Champaign’s News Gazette wrote a nice piece about our panel discussion on “Synecdoche, New York” with writer-director Charlie Kaufman. Reporter Melissa Merli called it “perhaps the liveliest post-screening discussion so far.”
[Kafuman] said he explores themes in which he’s interested and that are going on in his life.
“It gets complicated and messy,” he said. “I usually don’t have an outline unless I have to pitch. I try to keep it honest and emotionally kind of naked.”
During the audience Q-and-A, Roger Ebert, who lost his speaking voice due to complications following surgeries for thyroid cancer, had his wife, Chaz, ask the Kaufman panel to discuss the film from the aspect of life and death. The critic said he watched “Synecdoche” at a time of illness and that it “enormously helped” him understand his life.

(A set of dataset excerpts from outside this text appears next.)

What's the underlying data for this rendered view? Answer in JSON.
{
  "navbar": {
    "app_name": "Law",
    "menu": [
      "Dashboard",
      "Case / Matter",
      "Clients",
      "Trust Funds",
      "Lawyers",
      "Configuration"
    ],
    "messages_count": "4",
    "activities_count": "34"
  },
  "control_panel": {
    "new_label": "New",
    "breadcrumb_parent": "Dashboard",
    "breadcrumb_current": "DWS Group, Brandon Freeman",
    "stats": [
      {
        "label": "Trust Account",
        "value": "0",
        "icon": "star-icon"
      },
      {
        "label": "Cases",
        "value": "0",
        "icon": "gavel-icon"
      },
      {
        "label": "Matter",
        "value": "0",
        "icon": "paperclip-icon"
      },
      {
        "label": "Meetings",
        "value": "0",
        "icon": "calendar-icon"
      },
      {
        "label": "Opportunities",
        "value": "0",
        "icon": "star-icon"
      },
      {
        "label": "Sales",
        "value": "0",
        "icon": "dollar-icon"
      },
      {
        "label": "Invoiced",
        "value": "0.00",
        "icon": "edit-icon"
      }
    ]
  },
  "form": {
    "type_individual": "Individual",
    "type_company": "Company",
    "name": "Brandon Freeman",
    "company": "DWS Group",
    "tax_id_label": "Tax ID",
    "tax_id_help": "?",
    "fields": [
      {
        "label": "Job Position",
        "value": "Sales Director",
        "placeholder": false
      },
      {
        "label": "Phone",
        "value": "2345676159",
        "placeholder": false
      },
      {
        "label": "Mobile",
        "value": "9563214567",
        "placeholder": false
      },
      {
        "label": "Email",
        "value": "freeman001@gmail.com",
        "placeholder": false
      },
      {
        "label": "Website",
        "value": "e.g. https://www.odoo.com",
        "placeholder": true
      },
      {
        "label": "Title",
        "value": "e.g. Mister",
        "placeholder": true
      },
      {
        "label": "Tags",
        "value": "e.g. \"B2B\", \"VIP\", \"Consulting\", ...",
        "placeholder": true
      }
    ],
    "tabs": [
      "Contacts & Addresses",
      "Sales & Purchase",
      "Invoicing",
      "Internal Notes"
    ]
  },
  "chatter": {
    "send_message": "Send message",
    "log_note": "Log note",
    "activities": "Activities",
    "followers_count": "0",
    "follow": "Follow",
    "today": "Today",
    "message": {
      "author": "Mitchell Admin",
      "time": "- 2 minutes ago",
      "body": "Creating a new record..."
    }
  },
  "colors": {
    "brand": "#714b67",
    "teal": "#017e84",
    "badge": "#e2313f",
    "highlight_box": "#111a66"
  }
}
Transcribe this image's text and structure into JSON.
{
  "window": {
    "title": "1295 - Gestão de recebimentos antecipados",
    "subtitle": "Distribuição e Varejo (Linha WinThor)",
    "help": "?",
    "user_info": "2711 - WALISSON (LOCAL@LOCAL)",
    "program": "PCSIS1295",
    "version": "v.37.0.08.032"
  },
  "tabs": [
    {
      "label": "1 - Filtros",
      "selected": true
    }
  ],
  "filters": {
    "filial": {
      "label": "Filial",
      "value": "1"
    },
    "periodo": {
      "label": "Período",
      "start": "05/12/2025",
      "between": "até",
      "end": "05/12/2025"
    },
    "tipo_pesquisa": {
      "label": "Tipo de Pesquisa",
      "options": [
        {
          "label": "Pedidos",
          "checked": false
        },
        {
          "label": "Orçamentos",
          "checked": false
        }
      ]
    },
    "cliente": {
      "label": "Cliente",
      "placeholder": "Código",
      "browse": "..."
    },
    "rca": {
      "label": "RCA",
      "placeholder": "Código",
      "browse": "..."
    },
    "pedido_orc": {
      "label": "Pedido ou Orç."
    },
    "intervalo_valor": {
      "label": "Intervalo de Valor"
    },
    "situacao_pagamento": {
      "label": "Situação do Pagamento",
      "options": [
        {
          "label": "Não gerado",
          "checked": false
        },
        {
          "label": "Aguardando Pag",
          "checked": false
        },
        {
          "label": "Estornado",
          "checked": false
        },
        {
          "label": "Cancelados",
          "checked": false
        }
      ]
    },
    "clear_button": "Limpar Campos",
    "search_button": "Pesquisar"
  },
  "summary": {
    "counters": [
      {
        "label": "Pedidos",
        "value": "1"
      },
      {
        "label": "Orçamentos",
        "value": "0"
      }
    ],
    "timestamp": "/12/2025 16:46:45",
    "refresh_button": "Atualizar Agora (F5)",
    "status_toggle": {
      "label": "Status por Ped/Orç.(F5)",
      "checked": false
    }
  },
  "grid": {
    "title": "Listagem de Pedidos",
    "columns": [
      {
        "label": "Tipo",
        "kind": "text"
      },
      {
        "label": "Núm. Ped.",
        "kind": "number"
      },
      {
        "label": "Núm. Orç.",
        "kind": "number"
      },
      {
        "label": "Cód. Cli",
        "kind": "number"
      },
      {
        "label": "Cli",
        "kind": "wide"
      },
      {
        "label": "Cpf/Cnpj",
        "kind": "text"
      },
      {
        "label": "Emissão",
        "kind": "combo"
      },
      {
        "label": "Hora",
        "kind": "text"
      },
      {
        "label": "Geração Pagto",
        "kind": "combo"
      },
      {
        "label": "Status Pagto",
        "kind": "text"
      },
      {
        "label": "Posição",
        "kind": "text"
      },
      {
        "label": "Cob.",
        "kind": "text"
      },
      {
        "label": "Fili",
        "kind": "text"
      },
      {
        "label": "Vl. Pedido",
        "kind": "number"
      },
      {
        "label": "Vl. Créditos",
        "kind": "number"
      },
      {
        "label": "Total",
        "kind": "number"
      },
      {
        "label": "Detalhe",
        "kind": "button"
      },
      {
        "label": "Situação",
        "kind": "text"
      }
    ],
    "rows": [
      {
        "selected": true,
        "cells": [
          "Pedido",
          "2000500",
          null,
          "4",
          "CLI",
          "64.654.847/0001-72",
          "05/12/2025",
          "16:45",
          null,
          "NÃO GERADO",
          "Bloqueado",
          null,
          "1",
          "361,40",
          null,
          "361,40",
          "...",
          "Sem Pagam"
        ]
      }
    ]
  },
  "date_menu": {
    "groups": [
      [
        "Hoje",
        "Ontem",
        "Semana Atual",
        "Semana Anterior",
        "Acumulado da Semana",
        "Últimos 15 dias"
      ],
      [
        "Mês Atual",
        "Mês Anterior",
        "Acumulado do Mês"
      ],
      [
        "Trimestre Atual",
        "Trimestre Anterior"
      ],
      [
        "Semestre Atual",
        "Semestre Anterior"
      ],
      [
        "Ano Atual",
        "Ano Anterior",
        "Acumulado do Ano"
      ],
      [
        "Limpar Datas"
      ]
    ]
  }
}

Kaufman said it was very meaningful for him to hear that. The writer-director also said the most any writer in general can offer as a creative person is to be themselves and to be as honest as they can be “because maybe then you can bridge a distance between you and other people” and make them feel less alone.
“We should recognize we are not in opposition to one another,” Kaufman said. “I think we live in an alienating culture that puts people at odds with each other. To what end, I don’t know.
“Worry about illness and missed opportunities and missed connections with people — that’s what I tried to put in the movie.”